Prédication

Prédication

Texte: Jérémie 1, 4-10

Jésus-Christ seul

Vous voilà dans une journée qui est déjà un aboutissement: elle a été préparée; mais dans une journée qui est aussi un point de départ, il y aura des relances et des projets, peut-être des réalisations futures. Et pour bien cibler le travail d'une telle journée, je l'ai dis aux préparateurs de cette journée mercredi, nous ne sommes pas ici pour nous lancer au sauvetage de la paroisse, mais nous sommes ici pour servir Jésus-Christ.

En fait, chaque fois (et Jésus le dit ailleurs) que nous voulons nous sauver nous-mêmes, nous nous perdons. Mais quand nous livrons nos vies au service de Jésus-Christ complètement, alors nous nous trouvons et nous vivons. C'est donc en servant Jésus-Christ tout au long de cette journée, que vous verrez l'Église s'épanouir. Et ce que j'en dis là est dans le parallèle direct avec la relation qui se révèle entre Jérémie et Dieu dans tout ce livre du prophète Jérémie, la perspective du service du prophète n'est pas autre chose servir le Dieu vivant va devenir pour lui une sorte d'intimité de tous les jours avec son Dieu, une intimité coûteuse, mais une intimité lumineuse.

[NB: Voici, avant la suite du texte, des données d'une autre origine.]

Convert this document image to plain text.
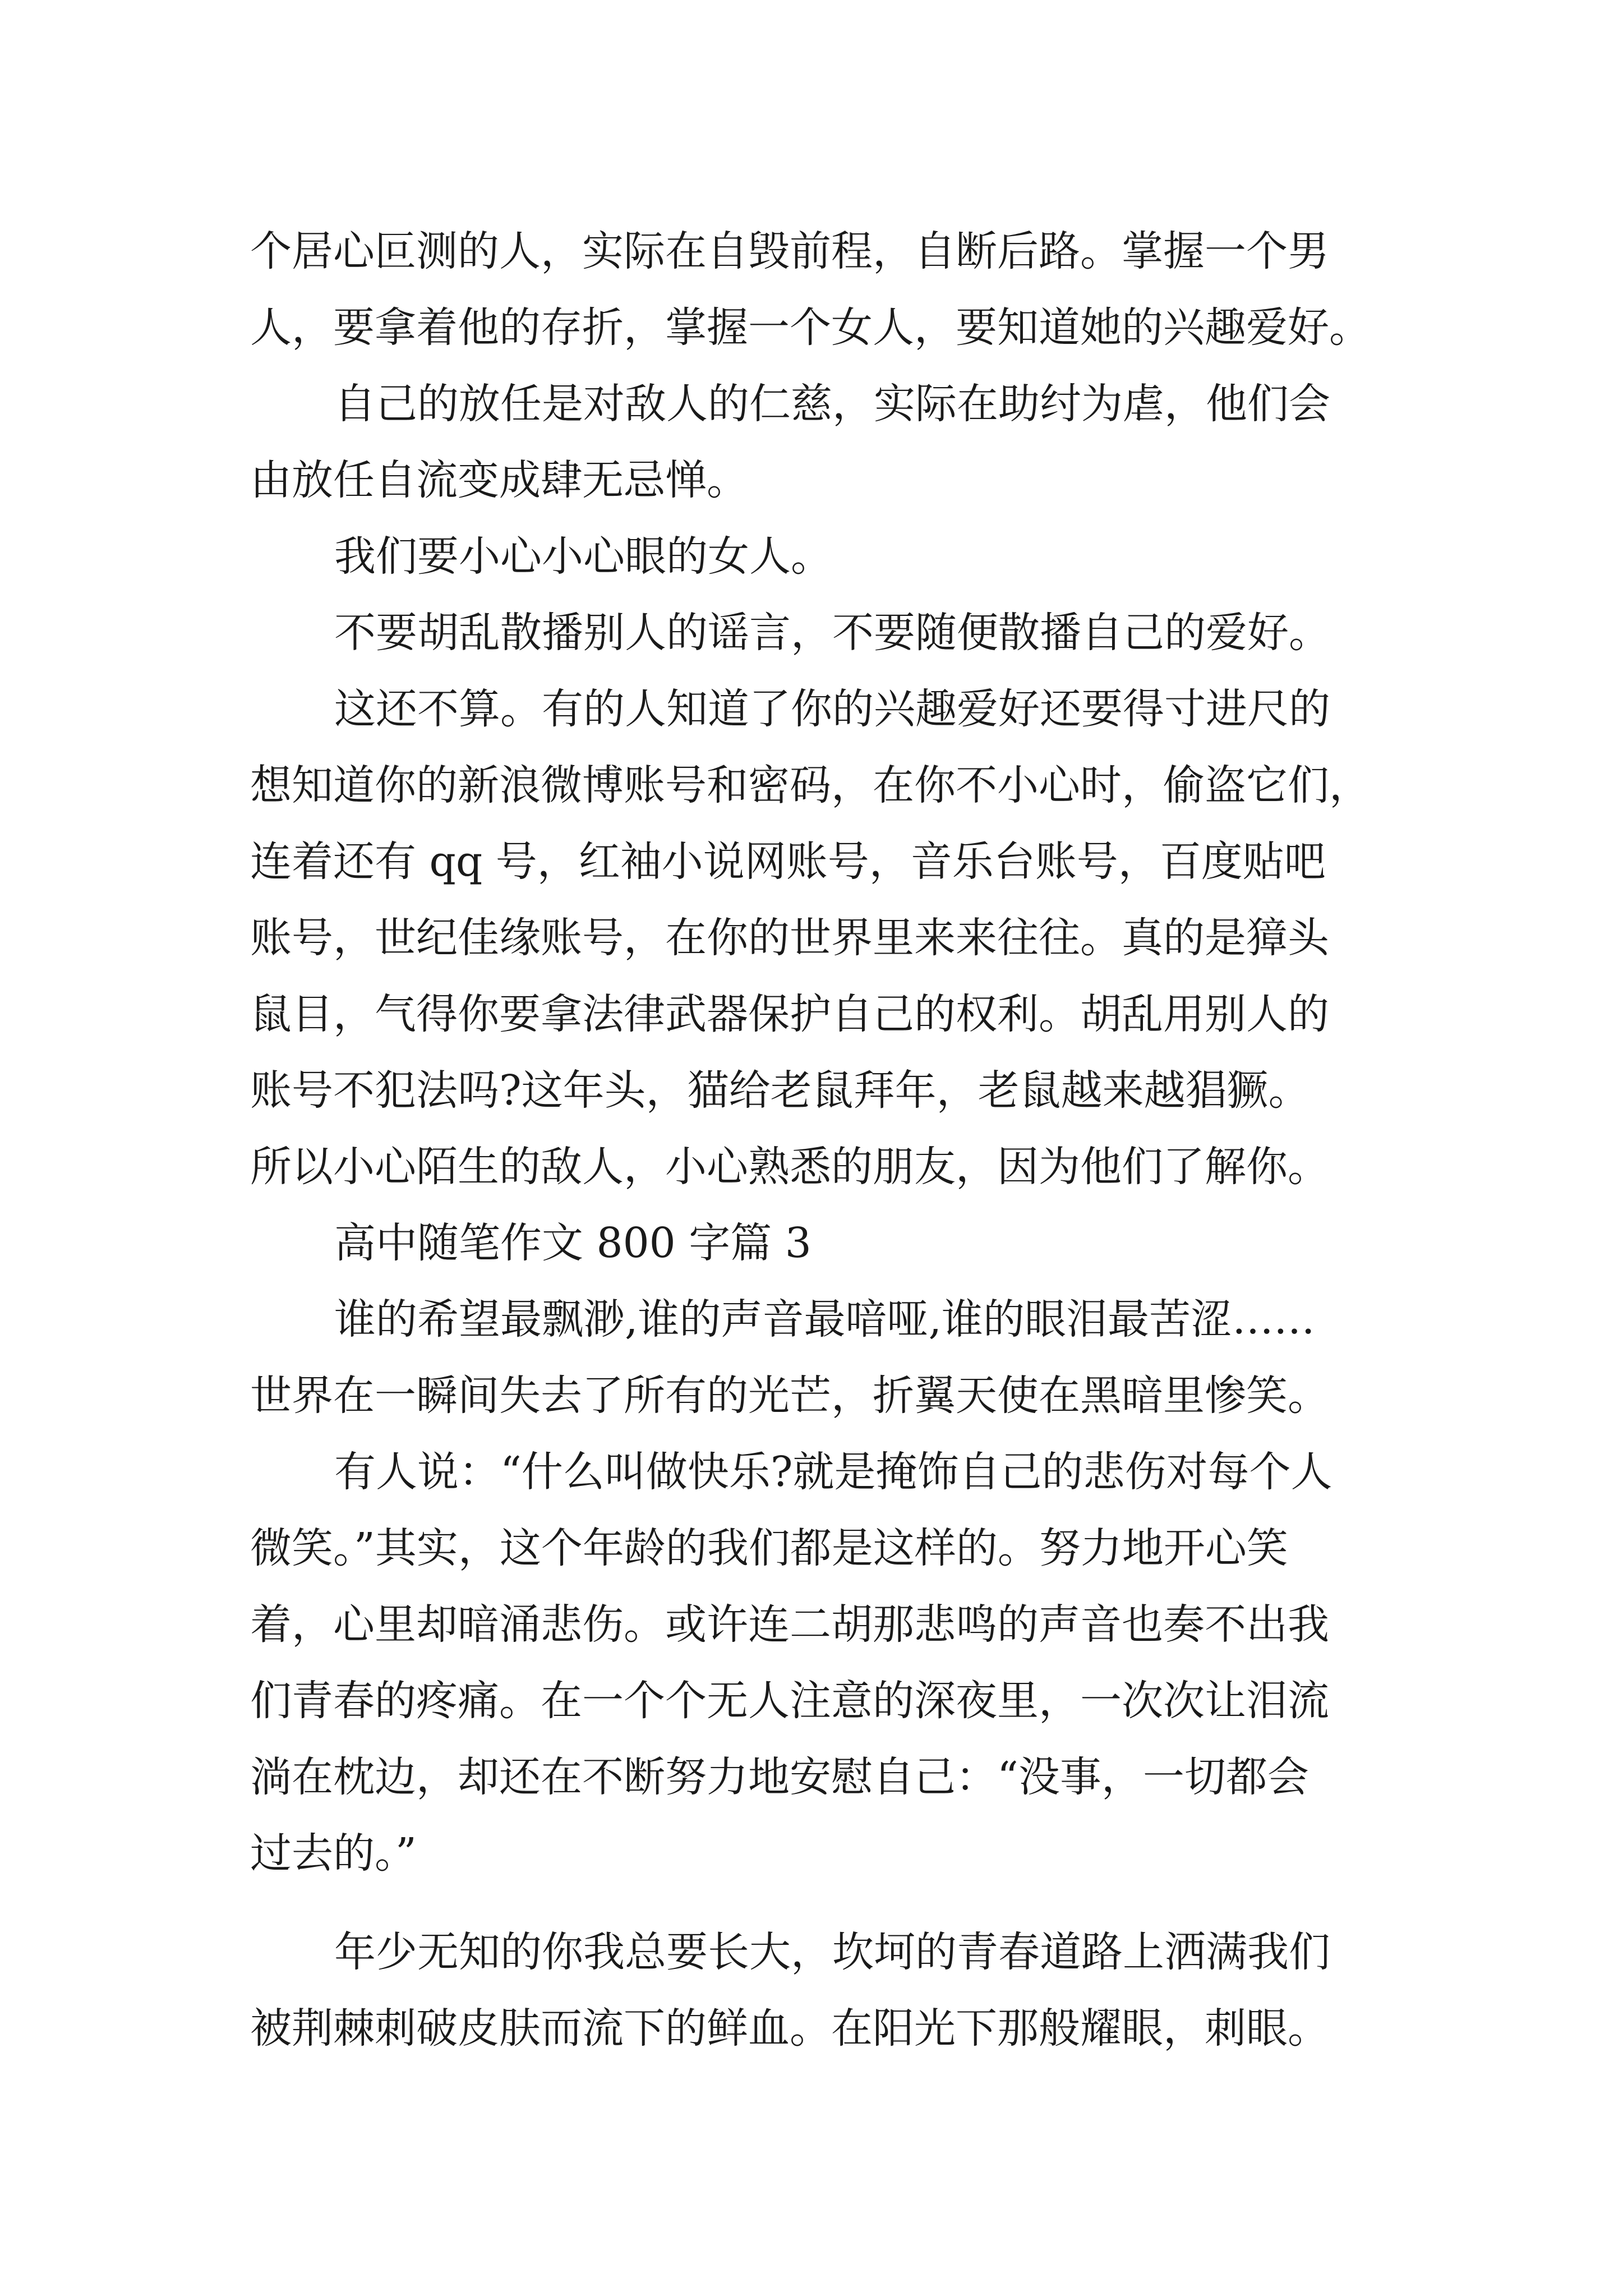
个居心叵测的人，实际在自毁前程，自断后路。掌握一个男
人，要拿着他的存折，掌握一个女人，要知道她的兴趣爱好。
自己的放任是对敌人的仁慈，实际在助纣为虐，他们会
由放任自流变成肆无忌惮。
我们要小心小心眼的女人。
不要胡乱散播别人的谣言，不要随便散播自己的爱好。
这还不算。有的人知道了你的兴趣爱好还要得寸进尺的
想知道你的新浪微博账号和密码，在你不小心时，偷盗它们，
连着还有 qq 号，红袖小说网账号，音乐台账号，百度贴吧
账号，世纪佳缘账号，在你的世界里来来往往。真的是獐头
鼠目，气得你要拿法律武器保护自己的权利。胡乱用别人的
账号不犯法吗?这年头，猫给老鼠拜年，老鼠越来越猖獗。
所以小心陌生的敌人，小心熟悉的朋友，因为他们了解你。
高中随笔作文 800 字篇 3
谁的希望最飘渺,谁的声音最喑哑,谁的眼泪最苦涩……
世界在一瞬间失去了所有的光芒，折翼天使在黑暗里惨笑。
有人说：“什么叫做快乐?就是掩饰自己的悲伤对每个人
微笑。”其实，这个年龄的我们都是这样的。努力地开心笑
着，心里却暗涌悲伤。或许连二胡那悲鸣的声音也奏不出我
们青春的疼痛。在一个个无人注意的深夜里，一次次让泪流
淌在枕边，却还在不断努力地安慰自己：“没事，一切都会
过去的。”
年少无知的你我总要长大，坎坷的青春道路上洒满我们
被荆棘刺破皮肤而流下的鲜血。在阳光下那般耀眼，刺眼。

En face, les alliances et les sauvegardes que le roi de Jérusalem essaye de mettre en place ne sont qu'illusions. L'alliance militaire avec l'Egypte n'est qu'illusion; la sauvegarde des privilèges des castes qui règnent à Jérusalem, la cour du roi et le Temple, ne sont qu'illusions eux aussi. Il faut donc que nous entendions ce matin que ces travaux engagés doivent être ciblés correctement: nous n'avons qu'une seule ligne: servir Jésus-Christ. Mais j'ajoute aussitôt, que cela suppose dans nos esprits et dans nos cœurs, une conversion ou une reconversion. Servir Dieu, ce n'est pas s'en servir et ce n'est pas non plus se servir. C'est dans nos têtes que nous avons besoin d'arracher et de détruire, et c'est dans nos têtes que nous avons besoin de planter et de rebâtir.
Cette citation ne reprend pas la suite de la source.